Chronique

Suprême NTM
Authentik

Epik - 1991

C’est le plus cheap, le plus crade, le plus bricolé, le plus débridé, le plus sauvage, le plus artisanal. Le premier, le brouillon. Le meilleur ? On connaît le paradoxe. Après coup, Kool Shen et Joey Starr se sont régulièrement désolés en interview du manque de goût de certains auditeurs, fans de la première heure, pour lesquels Authentik restait indépassable, alors qu’eux n’y voyaient plus qu’amateurisme à tous les niveaux, des placements de voix (parfois approximatifs) aux arrangements (parfois bancals). Indéniablement, le groupe – ou ce qu’il en restait, les pochettes des albums se dépeuplant au fur et à mesure – a fait « mieux » depuis, moins chargé, plus carré.

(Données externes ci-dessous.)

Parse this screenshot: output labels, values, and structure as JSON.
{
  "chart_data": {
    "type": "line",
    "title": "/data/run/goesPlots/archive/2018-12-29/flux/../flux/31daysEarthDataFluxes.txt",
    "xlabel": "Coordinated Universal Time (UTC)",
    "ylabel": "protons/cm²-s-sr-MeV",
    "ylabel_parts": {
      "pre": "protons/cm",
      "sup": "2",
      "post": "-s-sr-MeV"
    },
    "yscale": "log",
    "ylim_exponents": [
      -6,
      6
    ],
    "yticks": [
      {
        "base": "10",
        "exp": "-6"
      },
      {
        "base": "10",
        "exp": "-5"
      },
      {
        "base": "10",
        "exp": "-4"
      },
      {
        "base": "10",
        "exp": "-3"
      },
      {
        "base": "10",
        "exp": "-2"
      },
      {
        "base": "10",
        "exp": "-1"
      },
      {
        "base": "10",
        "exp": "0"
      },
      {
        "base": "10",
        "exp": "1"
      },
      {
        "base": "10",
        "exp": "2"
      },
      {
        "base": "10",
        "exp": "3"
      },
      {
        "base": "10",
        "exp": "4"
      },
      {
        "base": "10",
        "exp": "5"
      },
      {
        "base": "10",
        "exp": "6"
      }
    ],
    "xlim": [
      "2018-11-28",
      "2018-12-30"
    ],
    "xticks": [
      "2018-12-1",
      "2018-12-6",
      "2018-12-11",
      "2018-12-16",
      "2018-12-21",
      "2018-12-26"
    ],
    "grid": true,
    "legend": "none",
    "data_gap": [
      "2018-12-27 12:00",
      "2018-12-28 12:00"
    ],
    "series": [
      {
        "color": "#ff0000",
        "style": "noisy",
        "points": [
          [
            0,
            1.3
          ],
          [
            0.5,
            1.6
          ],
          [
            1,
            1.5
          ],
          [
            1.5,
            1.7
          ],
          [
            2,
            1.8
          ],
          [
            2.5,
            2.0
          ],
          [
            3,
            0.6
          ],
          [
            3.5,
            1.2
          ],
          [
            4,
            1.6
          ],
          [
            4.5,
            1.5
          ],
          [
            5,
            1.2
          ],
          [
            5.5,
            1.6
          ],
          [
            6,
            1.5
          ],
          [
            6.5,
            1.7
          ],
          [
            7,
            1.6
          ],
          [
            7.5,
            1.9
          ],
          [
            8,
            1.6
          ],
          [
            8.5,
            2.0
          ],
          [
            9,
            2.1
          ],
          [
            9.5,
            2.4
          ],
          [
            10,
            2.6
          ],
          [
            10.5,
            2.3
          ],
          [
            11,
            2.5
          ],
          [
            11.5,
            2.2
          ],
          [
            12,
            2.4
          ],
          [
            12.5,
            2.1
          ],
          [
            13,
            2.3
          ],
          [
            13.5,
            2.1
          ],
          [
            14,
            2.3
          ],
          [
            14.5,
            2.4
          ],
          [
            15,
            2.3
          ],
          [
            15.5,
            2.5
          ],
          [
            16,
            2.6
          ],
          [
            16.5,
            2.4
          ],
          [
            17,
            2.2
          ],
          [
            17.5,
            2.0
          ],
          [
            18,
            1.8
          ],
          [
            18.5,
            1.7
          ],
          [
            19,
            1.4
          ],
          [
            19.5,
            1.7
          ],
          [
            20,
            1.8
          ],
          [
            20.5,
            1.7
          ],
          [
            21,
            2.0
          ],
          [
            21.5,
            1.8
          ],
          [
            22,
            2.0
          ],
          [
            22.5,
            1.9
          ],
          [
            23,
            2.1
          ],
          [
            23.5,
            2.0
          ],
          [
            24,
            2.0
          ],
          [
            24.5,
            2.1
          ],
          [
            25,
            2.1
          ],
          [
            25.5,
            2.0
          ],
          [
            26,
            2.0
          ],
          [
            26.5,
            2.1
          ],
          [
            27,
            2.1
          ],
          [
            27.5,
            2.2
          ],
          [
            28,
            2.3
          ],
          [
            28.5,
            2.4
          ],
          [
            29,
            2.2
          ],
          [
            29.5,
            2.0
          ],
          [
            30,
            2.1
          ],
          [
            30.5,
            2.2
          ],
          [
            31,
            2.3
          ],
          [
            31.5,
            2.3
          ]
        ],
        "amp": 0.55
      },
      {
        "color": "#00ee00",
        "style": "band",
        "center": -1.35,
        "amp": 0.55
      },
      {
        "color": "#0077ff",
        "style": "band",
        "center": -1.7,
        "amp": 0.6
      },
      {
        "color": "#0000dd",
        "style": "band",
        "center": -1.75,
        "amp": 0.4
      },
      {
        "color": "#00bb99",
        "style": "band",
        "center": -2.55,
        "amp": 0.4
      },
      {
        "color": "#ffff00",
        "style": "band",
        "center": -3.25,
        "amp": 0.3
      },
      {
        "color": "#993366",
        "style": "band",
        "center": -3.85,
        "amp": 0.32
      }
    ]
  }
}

Pourquoi alors cet entêtement à placer ce coup d’essai, malgré ses défauts, sur un piédestal ? Un entêtement à la limite du compréhensible pour celles et ceux qui l’ont découvert sur le tard, à partir des albums ultérieurs : pas facile de remonter le temps et de coller à l’engouement des aînés pour un disque qui, par comparaison avec les suivants et malgré son charme, sonnait un peu trop poussiéreux après dix, quinze, et maintenant vingt ans.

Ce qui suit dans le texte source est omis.